Augmentation in MODEL_QUANTILE and MODEL_PERCENTILE is a simple example of data augmentation: predictors are expanded to higher order polynomials. In Tableau, there are a couple types of polynomial augmentations built in to the predictive modeling functions.
For ordered dimensions, Legendre polynomials up to order 3 allow the linear model to pick up quadratic and cubic relations between the augmented predictor and response.
For measures, 2nd degree Hermite polynomials allow the linear model to pick up quadratic relations between the augmented predictor and response.
In linear regression, only ordered dimensions are augmented by default with augmentation=on; in ridge regression where model=rl, only measures are augmented by default. To override the setting and disable augmentation for each predictor in your calculation, use augmentation=off; no higher order polynomials will be added.
Turning off augmentations is advantageous when the data set is very small because the augmentations could overfit any noise present in the original data, and also because the resulting relationship is simpler and more intuitive.
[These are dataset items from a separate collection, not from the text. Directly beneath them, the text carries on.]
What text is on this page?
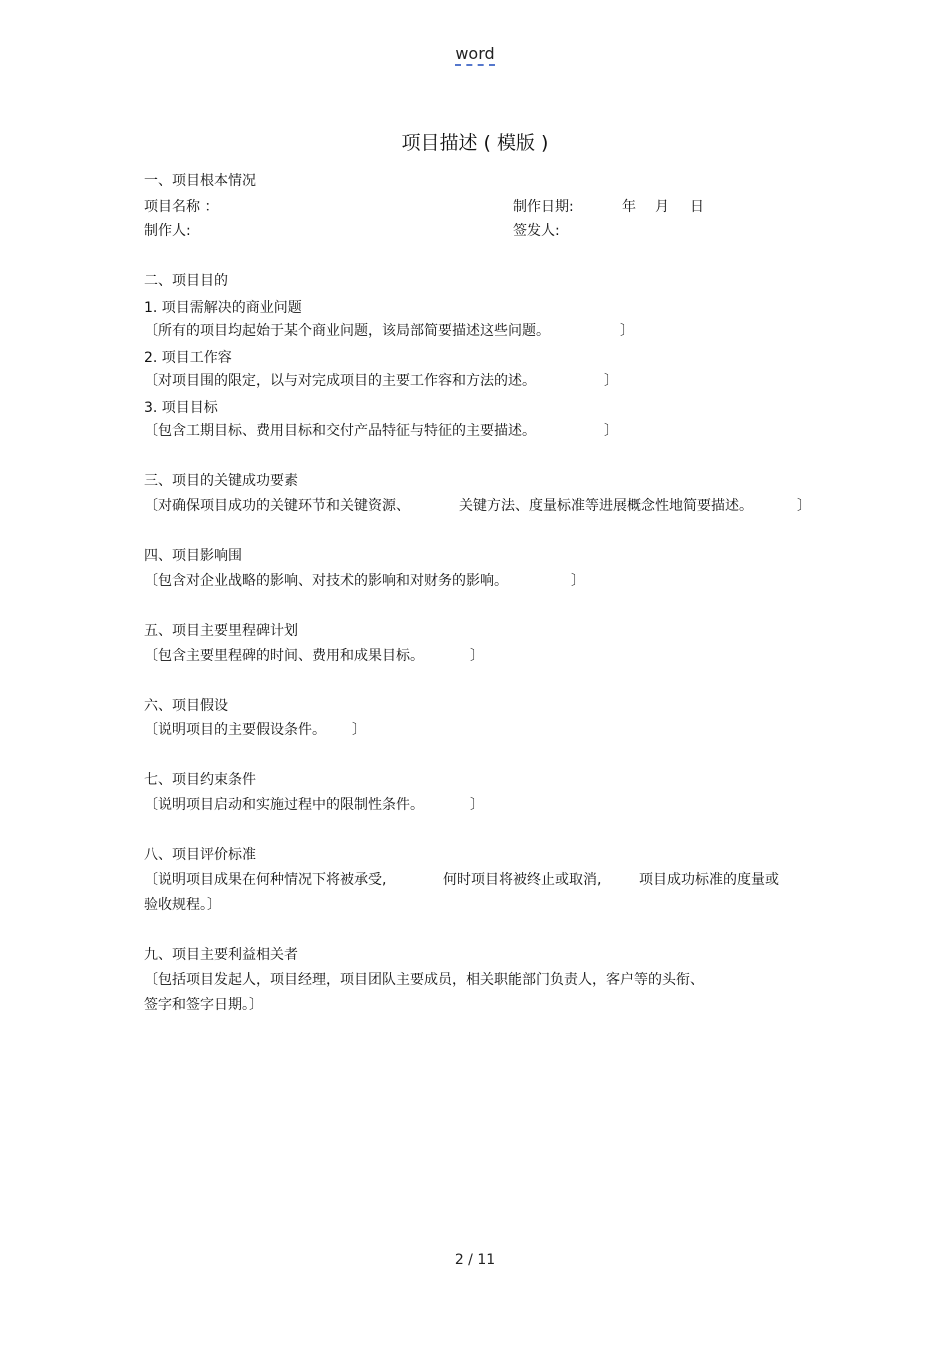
word
项目描述 ( 模版 )
一、项目根本情况
项目名称 ：	制作日期:	年 月 日
制作人:	签发人:
二、项目目的
1. 项目需解决的商业问题
〔所有的项目均起始于某个商业问题，该局部简要描述这些问题。	〕
2. 项目工作容
〔对项目围的限定，以与对完成项目的主要工作容和方法的述。	〕
3. 项目目标
〔包含工期目标、费用目标和交付产品特征与特征的主要描述。	〕
三、项目的关键成功要素
〔对确保项目成功的关键环节和关键资源、	关键方法、度量标准等进展概念性地简要描述。	〕
四、项目影响围
〔包含对企业战略的影响、对技术的影响和对财务的影响。	〕
五、项目主要里程碑计划
〔包含主要里程碑的时间、费用和成果目标。	〕
六、项目假设
〔说明项目的主要假设条件。 〕
七、项目约束条件
〔说明项目启动和实施过程中的限制性条件。	〕
八、项目评价标准
〔说明项目成果在何种情况下将被承受,	何时项目将被终止或取消,	项目成功标准的度量或
验收规程。〕
九、项目主要利益相关者
〔包括项目发起人，项目经理，项目团队主要成员，相关职能部门负责人，客户等的头衔、
签字和签字日期。〕
2 / 11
Configuring lambda and augmentation in your calculation
Now that you know about the regularisation parameter (or lambda) and data augmentation, let’s see them in the context of a prediction calculation:
MODEL_QUANTILE("model=rl, lambda=0.05", 0.5, SUM([Profit]), "augmentation=off", SUM([Sales]))
Below is a table that quickly summarises if changing the augmentation and lambda from the default affects the linear models:
|Linear regression||Yes||Not applicable|
Considerations for regularisation and augmentation
If you have the wrong model for your data, then changing the regularisation parameter or augmentation isn’t likely to produce significantly better results. Consider reviewing if the data types are correct (measures vs dimensions). If the underlying data is a time series, for instance, consider using Gaussian process regression instead, by changing the model in your table calculation with model=gp.
Because OLS is not regularised, there is no lambda value that can be changed.
If your data set is extremely small and you have dimensions (especially high cardinality dimensions), then consider using ridge regression by adding model=rl to your table calculation.
All things being equal (for the same data set, given augmentation is on or off), a low lambda may improve fit, but hurt generalisation (cause overfitting).
Conversely, a high lambda may push the fit to be a constant model, with no dependence on any of the predictor. This will reduce the model capacity (cause underfitting).
This example shows the relationship between average cholesterol and heart disease in males and females, where males are represented by square marks and females are represented by circles.
In the first visualisation, the blue marks indicate the prediction target and the orange marks are the modelled values. You can see that the data is very noisy, and that with augmentation turned on and a small lambda value of 0.01, we see unrealistic heart disease rates greater than 1. There is far too steep of a dependence, probably due to all the outliers in the noisy data.
In the next visualisation, we compare the prediction target with a different model, with augmentation turned off and a lambda value off 10. Notice that this model is more realistic, and no marks exceed a disease rate of 1.
Next, let’s look at another real-world example using ridership data for Boston’s Bluebikes (formerly Hubway) bike sharing system. In this case, linear regression works well. Compare the following visualisations, aggregated to quarters of 2017:
Neither is prone to overfitting much, so the dependence on lambda is weak for a small lambda.
Now look at this last visualisation:
Notice that as lambda increases, the fit flattens to no slope (that is, becomes over-regularised or “underfit”).